Numa primeira fase senti-me avaliada “dos pés à cabeça”, quer por parte dos alunos do secundário, quer dos alunos do ensino básico. Tudo era alvo de uma pré-imagem que teriam de mim e tinha que “jogar” com isso a meu favor. Nem sempre foi fácil e o dilema sobre a postura que deveria adotar inicialmente (mais flexível ou mais rígida) era um questão que me fazia alguma angústia. Relembrava os meus professores e qual foi o seu comportamente neste âmbito, no entanto, como era de esperar não obtive resposta para esta minha dúvida. Ao contrário daquilo que se faz na fase de planeamento de todos os aspetos que podem interferir na aula, optei por deixar os meus sentidos guiarem a minha ação. Correu bem e considero que, da melhor forma possível, consegui adotar as diferentes facetas que são necessárias sem grande conflito com os alunos.

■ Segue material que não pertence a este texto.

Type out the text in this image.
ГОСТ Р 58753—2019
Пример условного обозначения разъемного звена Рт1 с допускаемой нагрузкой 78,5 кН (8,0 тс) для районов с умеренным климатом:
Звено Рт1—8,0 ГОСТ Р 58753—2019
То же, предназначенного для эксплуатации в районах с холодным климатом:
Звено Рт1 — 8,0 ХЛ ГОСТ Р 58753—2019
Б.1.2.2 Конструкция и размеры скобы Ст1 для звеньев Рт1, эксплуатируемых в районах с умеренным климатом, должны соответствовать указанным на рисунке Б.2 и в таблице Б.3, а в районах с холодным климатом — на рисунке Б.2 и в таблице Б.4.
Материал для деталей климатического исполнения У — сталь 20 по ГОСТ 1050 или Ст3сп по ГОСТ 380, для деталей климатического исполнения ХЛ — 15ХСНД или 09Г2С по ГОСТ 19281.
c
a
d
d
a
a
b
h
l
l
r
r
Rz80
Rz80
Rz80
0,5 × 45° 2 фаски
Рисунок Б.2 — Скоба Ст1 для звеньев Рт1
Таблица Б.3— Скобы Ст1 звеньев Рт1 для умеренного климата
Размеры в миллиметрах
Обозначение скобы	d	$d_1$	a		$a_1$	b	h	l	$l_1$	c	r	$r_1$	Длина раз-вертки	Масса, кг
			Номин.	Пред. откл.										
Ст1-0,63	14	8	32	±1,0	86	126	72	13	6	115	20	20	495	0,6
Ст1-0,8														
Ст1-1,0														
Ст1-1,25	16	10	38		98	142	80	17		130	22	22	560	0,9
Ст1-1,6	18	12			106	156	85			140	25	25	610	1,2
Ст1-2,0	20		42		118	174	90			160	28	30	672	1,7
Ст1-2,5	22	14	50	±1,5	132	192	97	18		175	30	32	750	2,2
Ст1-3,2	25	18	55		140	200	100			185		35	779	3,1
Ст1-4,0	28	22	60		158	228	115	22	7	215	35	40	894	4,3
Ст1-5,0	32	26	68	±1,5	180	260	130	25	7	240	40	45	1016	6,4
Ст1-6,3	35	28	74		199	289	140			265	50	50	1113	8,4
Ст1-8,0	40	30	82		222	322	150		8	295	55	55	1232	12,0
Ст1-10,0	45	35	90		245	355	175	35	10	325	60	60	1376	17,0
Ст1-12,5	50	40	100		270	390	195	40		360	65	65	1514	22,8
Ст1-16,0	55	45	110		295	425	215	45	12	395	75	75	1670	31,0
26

Segundo Allen (1986), citado por Rosado e Ferreira (2011), os alunos pretendem estar com os amigos e divertirem-se nas aulas, procurando minimizar os riscos pessoais e o esforço. Passando à prática, podemos verificar que nem sempre a realidade é tão linear, e perante turmas tão heterogéneas deparamo- nos com cenários divergentes. Esta afirmação ganha ênfase na turma do ensino básico, onde se verificou a existência de “duas equipas”, rapazes versus raparigas. Uma “dor de cabeça” que ocupou grande parte do tempo de planeamento de modo e evitar conflitos, que considero resolvida quando a formação das equipas fica a cargo dos próprios alunos (permite juntar as afinidades). Embora esta decisão possa resultar em outro tipo de comportamentos menos positivos, com a turma em questão teve resultados positivos. O sistema social dos alunos engloba 3 dimensões e uma delas diz respeito à relação entre o professor e o aluno. Esta relação deve estar assente num clima de respeito, consideração e aceitação (Rosado & Ferreira, 2011). Estes aspetos irão ter influência direta na motivação e qualidade do processo de ensino-aprendizagem.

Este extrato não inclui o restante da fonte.